Preheat oven to 400 degrees F (200 degrees C). Lightly grease a 12 cup muffin pan.

Step: 2

In a large bowl, mix flour, shredded coconut, sugar, almonds, baking powder, orange zest, baking soda, and salt.

Step: 3

In a medium bowl, whisk together coconut milk, orange juice, olive oil, and vanilla extract. Pour into the flour mixture, and stir until just blended. Transfer to the prepared muffin pan.

Step: 4

Bake 15 minutes in the preheated oven, until a knife inserted in the center of a muffin comes out clean. Turn onto a wire rack to cool before serving.

NUTRITION FACT

Per Serving: 206 calories; protein 2.7g; carbohydrates 25.1g; fat 10.9g; sodium 165.7mg.

The quality of the flour could make a real deal to your bread. Different brands do vary. Great taste or Canadian flours, which are bet higher in gluten, may give you a better rise than standard dough flours – especially if you’re making wholemeal dough , which not always getting bigger as well as white bread.

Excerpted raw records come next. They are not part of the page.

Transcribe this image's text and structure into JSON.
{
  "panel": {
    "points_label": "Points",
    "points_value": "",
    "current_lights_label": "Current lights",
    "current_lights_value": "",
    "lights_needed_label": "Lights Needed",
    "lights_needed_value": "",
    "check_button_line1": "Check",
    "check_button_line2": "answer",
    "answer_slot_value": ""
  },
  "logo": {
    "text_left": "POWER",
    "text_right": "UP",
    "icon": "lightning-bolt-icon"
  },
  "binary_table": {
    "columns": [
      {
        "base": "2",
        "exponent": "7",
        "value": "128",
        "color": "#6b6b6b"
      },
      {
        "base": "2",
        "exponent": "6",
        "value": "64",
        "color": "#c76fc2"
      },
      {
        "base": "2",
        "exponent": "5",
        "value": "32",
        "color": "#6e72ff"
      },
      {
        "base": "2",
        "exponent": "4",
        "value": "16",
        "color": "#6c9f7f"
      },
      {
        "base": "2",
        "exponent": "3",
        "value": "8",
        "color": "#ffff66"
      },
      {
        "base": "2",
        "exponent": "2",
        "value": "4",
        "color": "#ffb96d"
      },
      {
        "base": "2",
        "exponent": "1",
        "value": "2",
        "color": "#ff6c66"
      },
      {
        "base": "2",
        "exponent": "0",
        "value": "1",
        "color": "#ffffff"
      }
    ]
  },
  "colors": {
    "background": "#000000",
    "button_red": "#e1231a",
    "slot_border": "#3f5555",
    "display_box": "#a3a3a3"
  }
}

To make this in a breadmaker , add all the ingredients to your breadmaker and follow the makers instructions.

A dough’s first rising can be make in the fridge overnight . This slows down the time it takes to rise to double its size, giving it a deeper flavour. It’s also a great limit , as you can start it yesterday , then clear it off the next day.